Trazendo o tema para o Direito Tributário, a multa é uma espécie de sanção fiscal pelo descumprimento de uma obrigação tributária, representando consequência negativa do ordenamento jurídico diante de atos comissivos ou omissivos praticados pelo sujeito passivo (contribuinte), o que pode significar o atraso no pagamento de um tributo, a falta de recolhimento deste ou, até mesmo, o descumprimento de um dever instrumental.
A sanção fiscal é utilizada para direcionar o comportamento do contribuinte, para que efetue regularmente o pagamento dos tributos, cumprindo com a obrigação que lhe foi imposta, prevenindo a ocorrência de infrações futuras.
Meu enfoque se dá aqui quanto à aplicação das multas decorrentes de descumprimento de obrigação acessória (“multas isoladas”) – em que não há inadimplemento de tributo ou prática de ilícito tributário – e às implicações decorrentes do Tema nº 487 pelo STF.
A controvérsia decorre especialmente da prática de muitos estados de cobrarem multa num percentual calculado sobre o valor da operação tributária, fazendo com que o seu valor seja superior ao próprio tributo envolvido na operação, indo de encontro com os princípios da proporcionalidade, racionabilidade, vedação ao efeito confiscatório e capacidade contributiva.

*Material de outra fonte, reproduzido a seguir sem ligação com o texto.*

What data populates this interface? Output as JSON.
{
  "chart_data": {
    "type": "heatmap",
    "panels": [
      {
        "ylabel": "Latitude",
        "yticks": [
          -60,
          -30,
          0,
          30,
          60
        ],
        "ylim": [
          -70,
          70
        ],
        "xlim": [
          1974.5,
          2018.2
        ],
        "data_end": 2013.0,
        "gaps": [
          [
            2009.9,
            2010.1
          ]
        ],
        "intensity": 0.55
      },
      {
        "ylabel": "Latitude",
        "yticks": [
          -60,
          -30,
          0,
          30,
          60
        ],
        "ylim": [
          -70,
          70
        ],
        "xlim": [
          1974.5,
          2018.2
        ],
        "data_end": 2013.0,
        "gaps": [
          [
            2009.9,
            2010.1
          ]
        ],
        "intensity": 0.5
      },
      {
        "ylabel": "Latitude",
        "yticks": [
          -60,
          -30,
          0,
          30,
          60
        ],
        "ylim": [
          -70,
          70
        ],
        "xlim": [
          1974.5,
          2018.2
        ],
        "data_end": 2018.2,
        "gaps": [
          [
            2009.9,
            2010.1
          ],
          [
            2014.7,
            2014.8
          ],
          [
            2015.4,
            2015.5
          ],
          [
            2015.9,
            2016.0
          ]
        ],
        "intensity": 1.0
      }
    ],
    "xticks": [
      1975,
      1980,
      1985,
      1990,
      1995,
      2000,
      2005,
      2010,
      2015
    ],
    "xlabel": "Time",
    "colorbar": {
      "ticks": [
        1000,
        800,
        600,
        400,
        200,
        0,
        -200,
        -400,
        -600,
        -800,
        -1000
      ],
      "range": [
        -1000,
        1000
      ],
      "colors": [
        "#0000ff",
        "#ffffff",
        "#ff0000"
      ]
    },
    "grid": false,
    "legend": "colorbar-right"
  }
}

Entendimento do STF e o respeito a princípios
Em 6/10/2011, em vista do aumento da complexidade e da quantidade de deveres instrumentais, o STF reconheceu a existência de repercussão geral do Recurso Extraordinário (RE) nº 640.452/RO, para a análise do caráter confiscatório, desproporcional e irracional de multa aplicada em valor variável entre 5% e 40%, sobre o valor de operação que não gerou débito tributário.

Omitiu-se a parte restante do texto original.